Teach & Serve | Vol. 6 | No. 5 – The Journal: We Have Never Worked Harder

The Journal presents my weekly reflections on being a private, Catholic school principal during what promised to be a year filled with energy, excitement, challenges and possibilities…


Whatever analogy chosen to express the work educators face this year is lacking.


I heard on the radio yesterday someone refer to September 1 as March 77th and I thought “that’s accurate” because I, like many I am sure, feel as though the time since we went into shut down and quarantine has felt like one interminable month. The typical rites of passage that end a month or a season have been all but absent over these many weeks and, for those of us in education, most of the markers that stop and start school years have, likewise, been eradicated, ignored or altered.

Over those months I spent time working from home and from school, tackling whatever the next important issue was, learning Zoom, conducting school business, holding meetings. In a real sense, considering that most of these weeks were spent at home, there was no physical space from the work. My home office was always only steps away from wherever I was in my house, my computer beckoning at all hours. I have found it hard to “leave the office.”

The reality has been compounded by the fact that there has simply been an awful lot to do. The parameters of education have been almost entirely reimagined since the pandemic began and, while there is a lot of excitement around this kind of creative disruption, there is a commensurate uptick in what needs to be done. Elements of the job we have taken for granted from the most basic – hey, how do we walk down a hallway? – to the much more complex – in what way are we going to screen almost 900 people on their way into our buildings every day? – have forced themselves to be reconsidered or to be woven from whole cloth.

When I have heard or read people suggest that teachers need to be doing more in this time, when I have seen in social media that some are questioning the work ethic of those in education, when it has been suggested to me that distance learning is akin to some kind of vacation for faculty, it is not an exaggeration to say that it has made me angry.

I’ve never worked this hard in my life.    

I believe that sentiment to be true for the majority of those in education.

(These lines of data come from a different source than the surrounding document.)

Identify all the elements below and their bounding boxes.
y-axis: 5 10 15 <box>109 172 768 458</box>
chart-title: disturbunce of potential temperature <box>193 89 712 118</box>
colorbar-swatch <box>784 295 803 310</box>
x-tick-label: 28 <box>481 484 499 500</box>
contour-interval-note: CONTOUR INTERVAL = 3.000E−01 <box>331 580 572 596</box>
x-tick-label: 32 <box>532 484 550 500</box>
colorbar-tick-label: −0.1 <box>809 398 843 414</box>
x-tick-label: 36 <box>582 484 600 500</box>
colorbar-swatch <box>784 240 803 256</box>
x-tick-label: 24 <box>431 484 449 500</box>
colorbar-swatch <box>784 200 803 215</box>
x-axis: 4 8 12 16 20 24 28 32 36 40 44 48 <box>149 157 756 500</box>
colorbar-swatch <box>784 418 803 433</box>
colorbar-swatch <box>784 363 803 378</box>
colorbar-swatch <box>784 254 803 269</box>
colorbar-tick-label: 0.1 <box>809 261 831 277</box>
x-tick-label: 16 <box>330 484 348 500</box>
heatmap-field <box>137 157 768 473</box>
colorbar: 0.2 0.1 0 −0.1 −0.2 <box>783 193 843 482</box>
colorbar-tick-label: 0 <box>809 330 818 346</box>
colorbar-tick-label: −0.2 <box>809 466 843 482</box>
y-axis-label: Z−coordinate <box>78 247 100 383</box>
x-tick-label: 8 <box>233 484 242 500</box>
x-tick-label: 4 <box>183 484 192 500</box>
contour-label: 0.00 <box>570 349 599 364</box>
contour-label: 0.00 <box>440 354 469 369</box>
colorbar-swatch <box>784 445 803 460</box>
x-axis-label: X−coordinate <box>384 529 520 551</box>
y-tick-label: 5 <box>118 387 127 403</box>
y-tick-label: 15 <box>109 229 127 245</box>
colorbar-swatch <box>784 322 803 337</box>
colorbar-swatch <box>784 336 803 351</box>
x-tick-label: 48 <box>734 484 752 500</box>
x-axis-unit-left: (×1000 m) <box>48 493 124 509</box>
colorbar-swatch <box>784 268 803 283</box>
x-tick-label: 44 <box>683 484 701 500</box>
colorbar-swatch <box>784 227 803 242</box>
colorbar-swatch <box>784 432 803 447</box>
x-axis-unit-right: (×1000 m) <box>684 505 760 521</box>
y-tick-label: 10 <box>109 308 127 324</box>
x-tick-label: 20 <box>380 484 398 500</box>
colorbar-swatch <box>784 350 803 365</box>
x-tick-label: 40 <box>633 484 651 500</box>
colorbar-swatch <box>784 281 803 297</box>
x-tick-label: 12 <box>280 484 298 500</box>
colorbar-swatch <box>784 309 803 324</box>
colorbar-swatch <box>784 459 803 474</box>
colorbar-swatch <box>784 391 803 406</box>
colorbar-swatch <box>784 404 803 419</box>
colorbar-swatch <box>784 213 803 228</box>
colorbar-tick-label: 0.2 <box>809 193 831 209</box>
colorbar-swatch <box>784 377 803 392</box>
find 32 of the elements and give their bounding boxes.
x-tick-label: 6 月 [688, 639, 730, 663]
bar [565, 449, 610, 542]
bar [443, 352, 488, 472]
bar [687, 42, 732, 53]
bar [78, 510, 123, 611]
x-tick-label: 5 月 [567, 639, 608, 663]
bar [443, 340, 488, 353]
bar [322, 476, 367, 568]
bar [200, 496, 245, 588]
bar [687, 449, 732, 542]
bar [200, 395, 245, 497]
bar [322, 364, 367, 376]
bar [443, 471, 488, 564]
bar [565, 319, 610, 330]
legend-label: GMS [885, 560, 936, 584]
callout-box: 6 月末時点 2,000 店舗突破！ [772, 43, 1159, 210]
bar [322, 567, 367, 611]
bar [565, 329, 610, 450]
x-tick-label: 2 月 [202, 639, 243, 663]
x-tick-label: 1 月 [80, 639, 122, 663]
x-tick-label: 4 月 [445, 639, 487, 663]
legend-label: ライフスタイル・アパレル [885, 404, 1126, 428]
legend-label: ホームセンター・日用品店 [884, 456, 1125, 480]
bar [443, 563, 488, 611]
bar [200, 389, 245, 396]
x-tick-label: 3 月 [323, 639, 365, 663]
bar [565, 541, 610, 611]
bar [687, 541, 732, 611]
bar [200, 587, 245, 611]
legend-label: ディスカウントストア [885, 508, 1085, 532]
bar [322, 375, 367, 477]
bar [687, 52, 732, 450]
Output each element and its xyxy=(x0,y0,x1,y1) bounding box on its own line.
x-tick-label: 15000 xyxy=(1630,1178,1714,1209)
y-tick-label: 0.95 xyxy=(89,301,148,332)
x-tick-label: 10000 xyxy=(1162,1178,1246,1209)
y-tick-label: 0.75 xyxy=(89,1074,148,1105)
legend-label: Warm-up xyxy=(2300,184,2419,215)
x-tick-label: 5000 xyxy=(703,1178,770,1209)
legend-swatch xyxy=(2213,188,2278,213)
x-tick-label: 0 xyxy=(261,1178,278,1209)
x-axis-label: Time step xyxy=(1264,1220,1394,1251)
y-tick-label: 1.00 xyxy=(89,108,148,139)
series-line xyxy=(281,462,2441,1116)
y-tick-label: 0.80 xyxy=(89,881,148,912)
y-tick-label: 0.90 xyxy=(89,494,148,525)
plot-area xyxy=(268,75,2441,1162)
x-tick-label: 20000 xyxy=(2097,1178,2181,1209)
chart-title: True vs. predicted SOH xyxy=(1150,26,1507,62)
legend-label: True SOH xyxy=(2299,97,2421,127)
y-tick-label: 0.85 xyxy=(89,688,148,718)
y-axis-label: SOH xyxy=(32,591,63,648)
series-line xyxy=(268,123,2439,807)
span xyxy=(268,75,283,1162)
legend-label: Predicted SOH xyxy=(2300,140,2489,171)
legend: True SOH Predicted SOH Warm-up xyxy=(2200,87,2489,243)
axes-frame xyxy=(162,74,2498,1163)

Whatever analogy chosen to express the work educators face like the oft repeated comparison teachers are building the plane while it’s in the air is lacking. I appreciate the idea and the acknowledgement but what we are doing is far harder than that.

Most schools and districts have created 3 different modes of content and curricular delivery to suit the ever-changing conditions this year will force on education. Each of these models require distinct skills from faculty. Each presents a new set of challenges. Each asks teachers to do something in a unique way.  And, on top of that, teachers will be asked to shift from one mode to another on a moment’s notice depending upon the health of the school community.

Without question, these very shifts are likewise stressful for students and their families as well. The lack of certainly this year presents challenges rarely faced in education to everyone involved in schooling. But this year teachers and administrators and schools are being scrutinized at an unprecedented level all while they are navigating these equally unprecedented waters.

I can say this with confidence, those doing the job well have never worked this hard in their lives.

To everyone who is willing to give understanding and the proverbial benefit of the doubt to educators who are striving to make the lives of their students better, I say a humble thank you. To everyone else, I ask you recognize what’s going on… this is shockingly difficult work.


We had a positive diagnosis in our community this week necessitating the quarantine of almost 75 people. That we were already in distance learning at this time was a significant blessing.